Leading tobacco companies are set to lower the price of cigarette brands in Switzerland amid lower sales and tougher competition from discounters.This content was published on January 17, 2006 - 13:05
Health campaigners are concerned that lower prices will drive up tobacco consumption and are calling instead for cigarette prices to be increased.
Philip Morris, one of the three big tobacco names in Switzerland, said the price of a packet of cigarettes could fall by up to half a franc ($0.39).
Spokesman Marc Fritsch told Swiss public radio the company was reacting to tough competition from discounters, including German newcomer Aldi, which have begun offering no-name cigarettes for up to a quarter the price of brand names.
Another reason was the higher tax slapped on cigarettes in late 2004, which had added SFr0.50 to the cost of a pack.

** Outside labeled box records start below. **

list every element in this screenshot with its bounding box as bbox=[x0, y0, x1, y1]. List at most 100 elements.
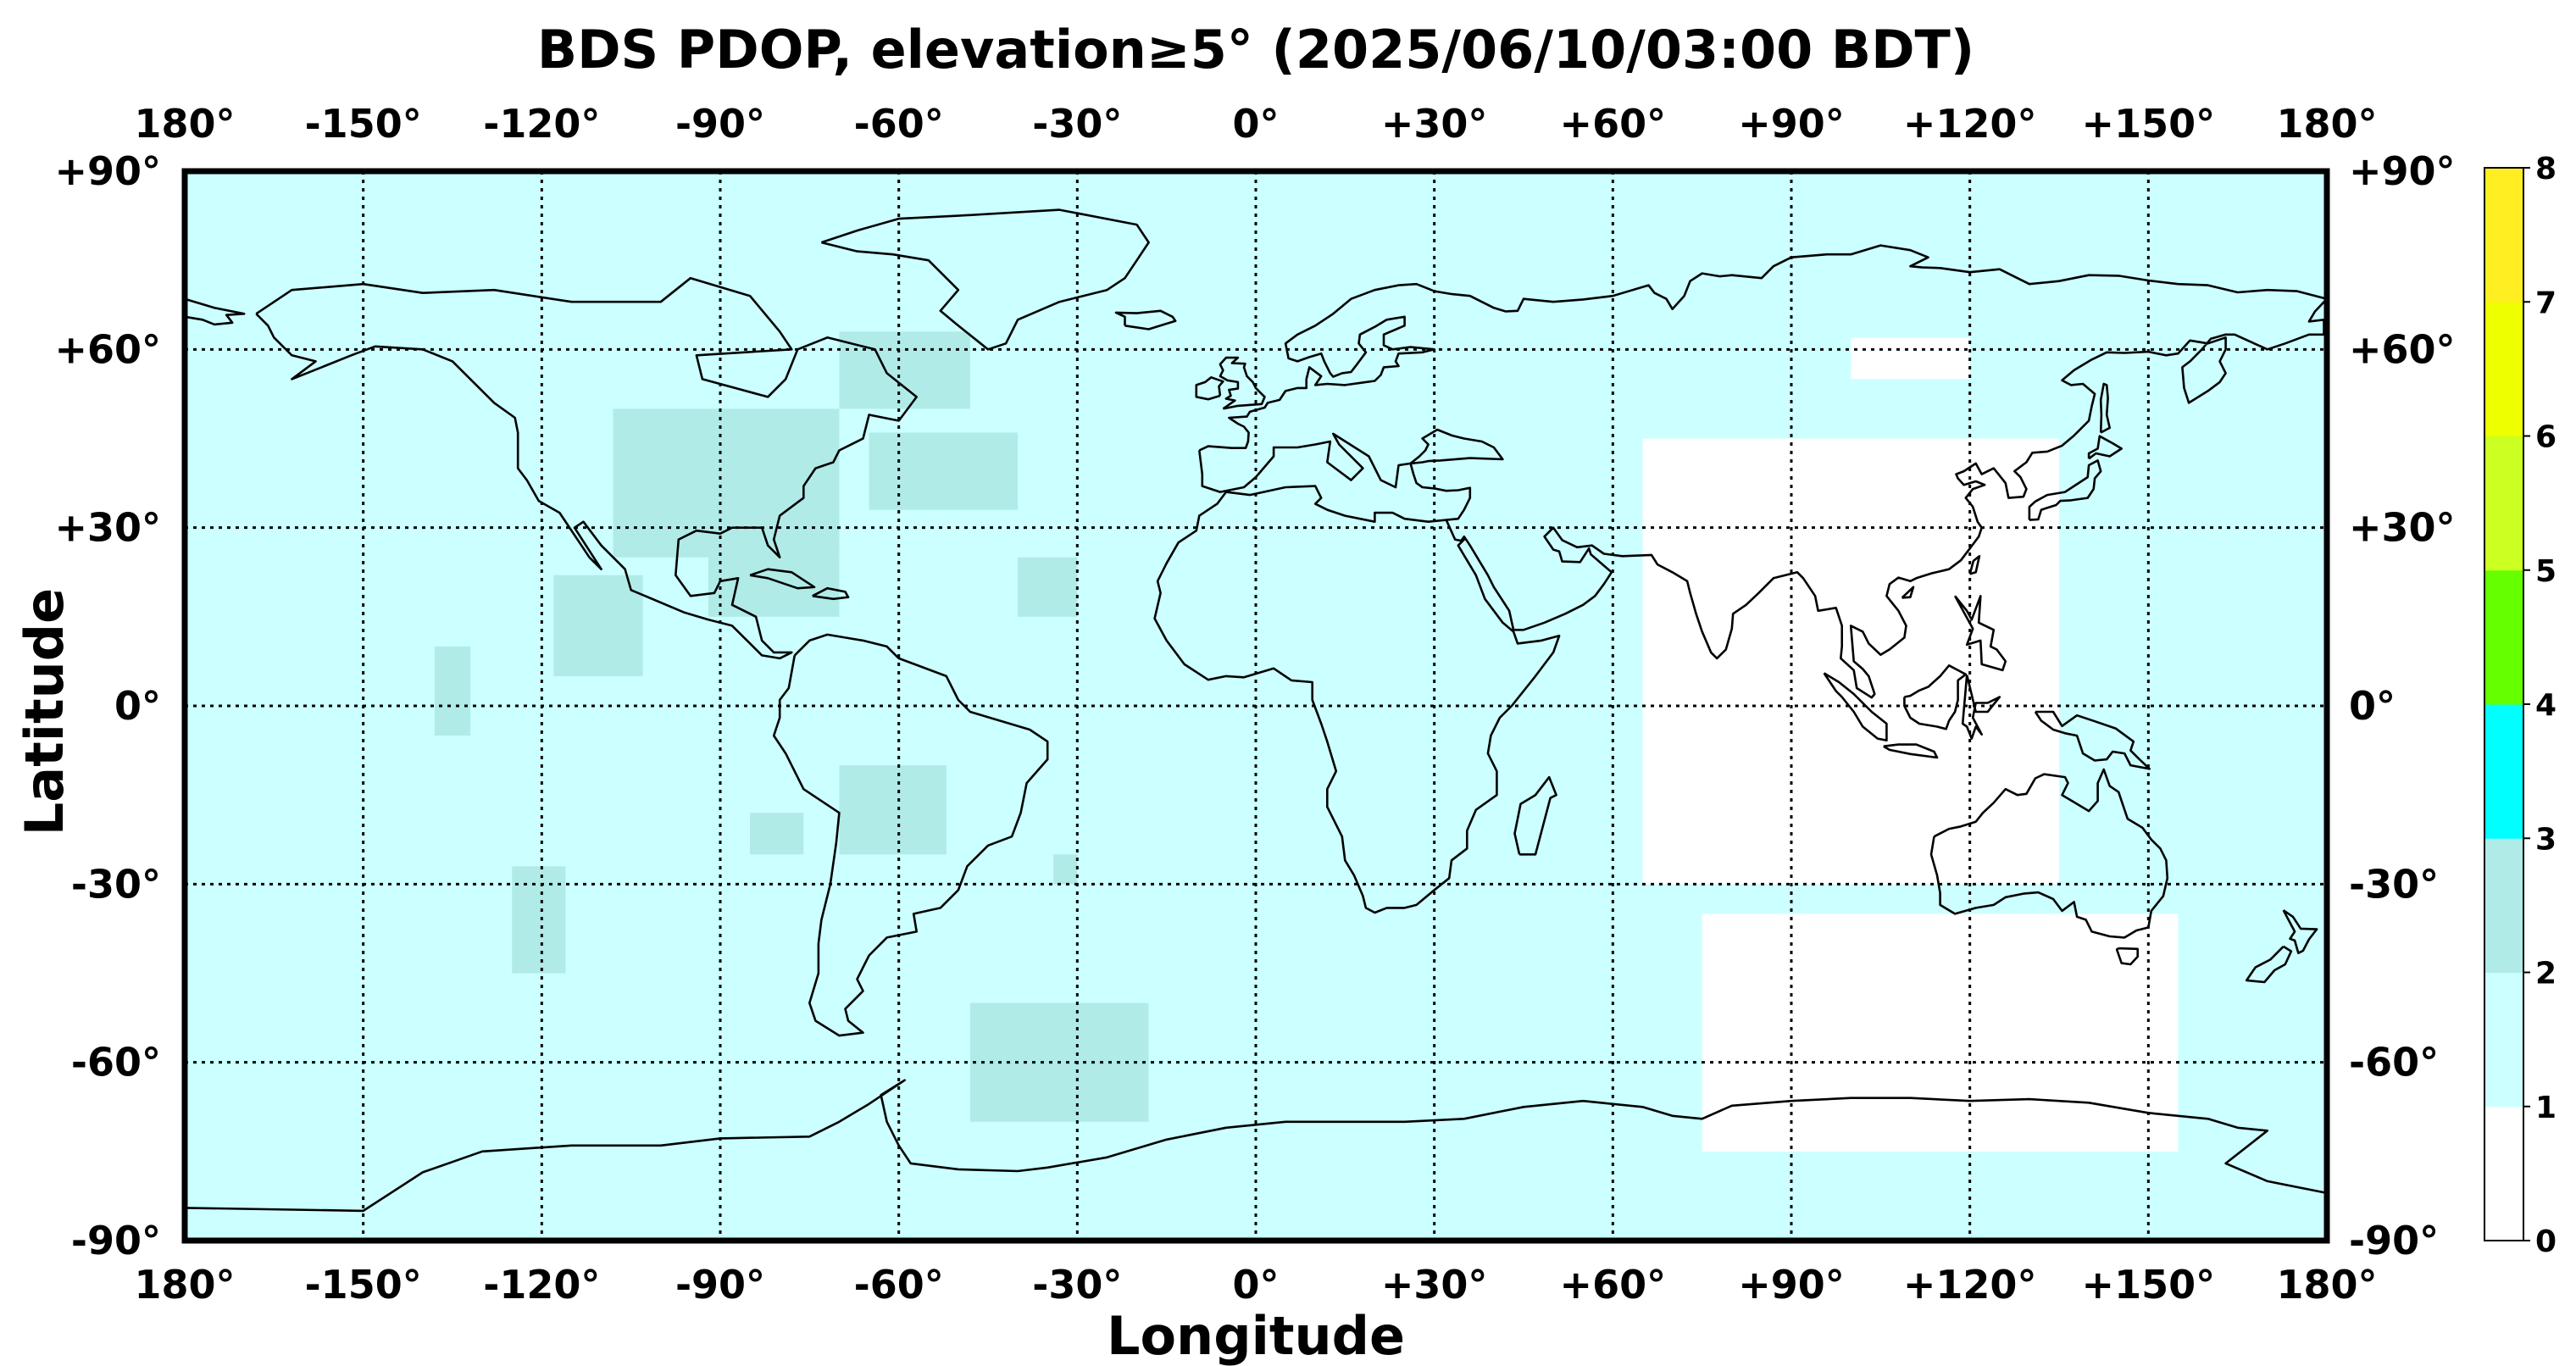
pdop-region bbox=[434, 646, 471, 736]
latitude-tick-label: -90° bbox=[71, 1218, 161, 1263]
coastline bbox=[1961, 675, 2001, 740]
coastline bbox=[1198, 244, 2328, 452]
coastline bbox=[1219, 356, 1266, 410]
colorbar-segment bbox=[2484, 436, 2523, 571]
latitude-tick-label: 0° bbox=[114, 683, 161, 729]
chart-title: BDS PDOP, elevation≥5° (2025/06/10/03:00… bbox=[537, 19, 1974, 81]
coastline bbox=[1968, 554, 1981, 575]
latitude-tick-label: +60° bbox=[2349, 326, 2456, 372]
latitude-tick-label: -60° bbox=[71, 1040, 161, 1086]
coastline bbox=[1460, 297, 2328, 699]
coastline bbox=[2099, 382, 2111, 434]
coastline bbox=[2282, 909, 2318, 954]
pdop-region bbox=[1702, 913, 2179, 1152]
latitude-tick-label: +90° bbox=[2349, 148, 2456, 194]
longitude-ticks-top: 180° -150° -120° -90° -60° -30° 0° +30° +60° +90°… bbox=[134, 101, 2377, 147]
coastline bbox=[812, 586, 850, 601]
pdop-regions bbox=[434, 331, 2179, 1152]
longitude-tick-label: +120° bbox=[1903, 101, 2037, 147]
coastline bbox=[1114, 309, 1177, 330]
longitude-tick-label: -30° bbox=[1032, 1262, 1122, 1308]
coastline bbox=[1225, 463, 1472, 524]
map-area bbox=[181, 168, 2330, 1244]
latitude-ticks-left: +90° +60° +30° 0° -30° -60° -90° bbox=[54, 148, 161, 1263]
coastline bbox=[184, 297, 246, 326]
latitude-tick-label: -30° bbox=[2349, 861, 2439, 907]
coastline bbox=[184, 1079, 2328, 1213]
coastline bbox=[255, 276, 918, 660]
longitude-tick-label: -30° bbox=[1032, 101, 1122, 147]
longitude-tick-label: -90° bbox=[675, 1262, 765, 1308]
colorbar-tick-label: 0 bbox=[2535, 1224, 2557, 1259]
x-axis-label: Longitude bbox=[1107, 1305, 1405, 1366]
map-frame bbox=[181, 168, 2330, 1244]
coastline bbox=[1929, 768, 2169, 939]
coastline bbox=[1953, 594, 2007, 672]
coastline bbox=[772, 633, 1049, 1037]
longitude-tick-label: 0° bbox=[1232, 1262, 1279, 1308]
colorbar-tick-label: 7 bbox=[2535, 286, 2557, 320]
longitude-tick-label: +90° bbox=[1738, 101, 1845, 147]
latitude-tick-label: -60° bbox=[2349, 1040, 2439, 1086]
coastline bbox=[2087, 435, 2123, 460]
longitude-tick-label: 0° bbox=[1232, 101, 1279, 147]
y-axis-label: Latitude bbox=[14, 588, 75, 836]
colorbar-segment bbox=[2484, 838, 2523, 973]
colorbar-segment bbox=[2484, 972, 2523, 1108]
coastlines bbox=[184, 208, 2328, 1213]
coastline bbox=[2028, 459, 2102, 521]
longitude-tick-label: +30° bbox=[1381, 1262, 1488, 1308]
colorbar-tick-label: 5 bbox=[2535, 554, 2557, 589]
pdop-region bbox=[1851, 337, 1970, 380]
longitude-tick-label: -120° bbox=[483, 1262, 600, 1308]
latitude-ticks-right: +90° +60° +30° 0° -30° -60° -90° bbox=[2349, 148, 2456, 1263]
longitude-tick-label: 180° bbox=[134, 1262, 235, 1308]
colorbar-segment bbox=[2484, 569, 2523, 705]
longitude-tick-label: 180° bbox=[134, 101, 235, 147]
longitude-tick-label: -150° bbox=[305, 101, 422, 147]
colorbar-tick-label: 1 bbox=[2535, 1091, 2557, 1125]
coastline bbox=[2245, 945, 2293, 984]
longitude-tick-label: +150° bbox=[2082, 1262, 2216, 1308]
colorbar-segment bbox=[2484, 168, 2523, 303]
longitude-tick-label: +120° bbox=[1903, 1262, 2037, 1308]
colorbar-tick-label: 3 bbox=[2535, 822, 2557, 857]
latitude-tick-label: +60° bbox=[54, 326, 161, 372]
coastline bbox=[1903, 664, 1968, 730]
coastline bbox=[1513, 775, 1557, 856]
coastline bbox=[820, 208, 1150, 351]
pdop-region bbox=[512, 866, 566, 974]
latitude-tick-label: +30° bbox=[2349, 505, 2456, 551]
latitude-tick-label: +30° bbox=[54, 505, 161, 551]
colorbar-tick-label: 4 bbox=[2535, 688, 2557, 723]
gridlines bbox=[185, 171, 2327, 1241]
colorbar-segment bbox=[2484, 704, 2523, 839]
coastline bbox=[749, 568, 816, 590]
pdop-region bbox=[869, 432, 1019, 510]
pdop-region bbox=[613, 408, 840, 558]
longitude-tick-label: -60° bbox=[854, 1262, 944, 1308]
colorbar-segment bbox=[2484, 1106, 2523, 1241]
longitude-tick-label: +90° bbox=[1738, 1262, 1845, 1308]
colorbar-tick-label: 6 bbox=[2535, 420, 2557, 455]
coastline bbox=[1883, 743, 1939, 759]
pdop-region bbox=[839, 765, 947, 855]
coastline bbox=[1195, 375, 1224, 401]
longitude-tick-label: -90° bbox=[675, 101, 765, 147]
longitude-tick-label: +60° bbox=[1560, 1262, 1667, 1308]
coastline bbox=[2034, 710, 2151, 770]
pdop-region bbox=[553, 575, 643, 676]
longitude-tick-label: +30° bbox=[1381, 101, 1488, 147]
longitude-tick-label: -120° bbox=[483, 101, 600, 147]
coastline bbox=[1823, 672, 1888, 742]
colorbar-segment bbox=[2484, 302, 2523, 436]
latitude-tick-label: -30° bbox=[71, 861, 161, 907]
longitude-ticks-bottom: 180° -150° -120° -90° -60° -30° 0° +30° +60° +90°… bbox=[134, 1262, 2377, 1308]
colorbar-tick-label: 2 bbox=[2535, 957, 2557, 991]
pdop-region bbox=[1642, 438, 2059, 885]
colorbar: 0 1 2 3 4 5 6 7 8 bbox=[2484, 152, 2557, 1259]
longitude-tick-label: -150° bbox=[305, 1262, 422, 1308]
longitude-tick-label: 180° bbox=[2276, 101, 2377, 147]
longitude-tick-label: +150° bbox=[2082, 101, 2216, 147]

"The tax increase has had an impact on consumers, who naturally want to smoke for less money," Fritsch said.
Risk to youth
Philippe Vallat, the head of the national tobacco prevention programme within the Federal Health Office, said he was concerned at the development. He said low prices had until now never been used in Switzerland as a tool for marketing cigarettes.
"It is internationally well documented that consumption of cigarettes is directly linked to prices, and especially young people are very sensitive to price," Vallat told swissinfo.
"We are afraid that the lowering of prices by the tobacco industry could lead to increased consumption, especially by the youth."
Vallat said the health office expected the government to react to the move by announcing an increase in cigarette tax.
"What we expect at the health office is that the government increases the cigarette tax in order to make tobacco products less affordable for consumers and young people."
The head of the tobacco prevention programme said recent experiences in France showed that a tax increase did lead to a reduction in consumption, especially among young people.
"A good tax policy by the government is one of the central elements of efficient tobacco prevention. We'd like the government to increase taxes as that's a very effective and simple means of fighting tobacco consumption."
Vallat said tobacco consumption in Switzerland was generally decreasing amid moves in the country to clamp down on passive smoking and as awareness of the health risks of smoking grew.
"In Switzerland opinions about smoking are changing," he said.
Swiss parliamentarian Walter Donzé is also concerned that lower cigarette prices will lead to greater consumption. "The industry is reacting with lower prices to try to increase demand. I find this development dangerous," Donzé told Swiss public radio.
The politician has submitted a proposal to the House of Representatives calling on the government to set a minimum price for a pack of cigarettes.
Vallat said the health office would also agree to a minimum price, but that a tax increase should take priority.
"A tax increase comes in first priority for us and then we would consider the implementation of a minimum price."
1.3 billion people are estimated to smoke worldwide.
There are around 2 million smokers in Switzerland.
The World Health Organization and the World Bank estimate that a 10% rise in the price of cigarettes would encourage around 42 million smokers worldwide to give up the habit.
Following the 50-centimes price rise in autumn 2004, a packet of cigarettes now costs between SFr5.70-SFr6 in Switzerland - as much as in neighbouring Italy and Austria.
There has since been a drop in the number of tourists buying cigarettes in Switzerland.
Revenue from the tobacco tax into the state coffers has fallen by an estimated SFr100-200 million.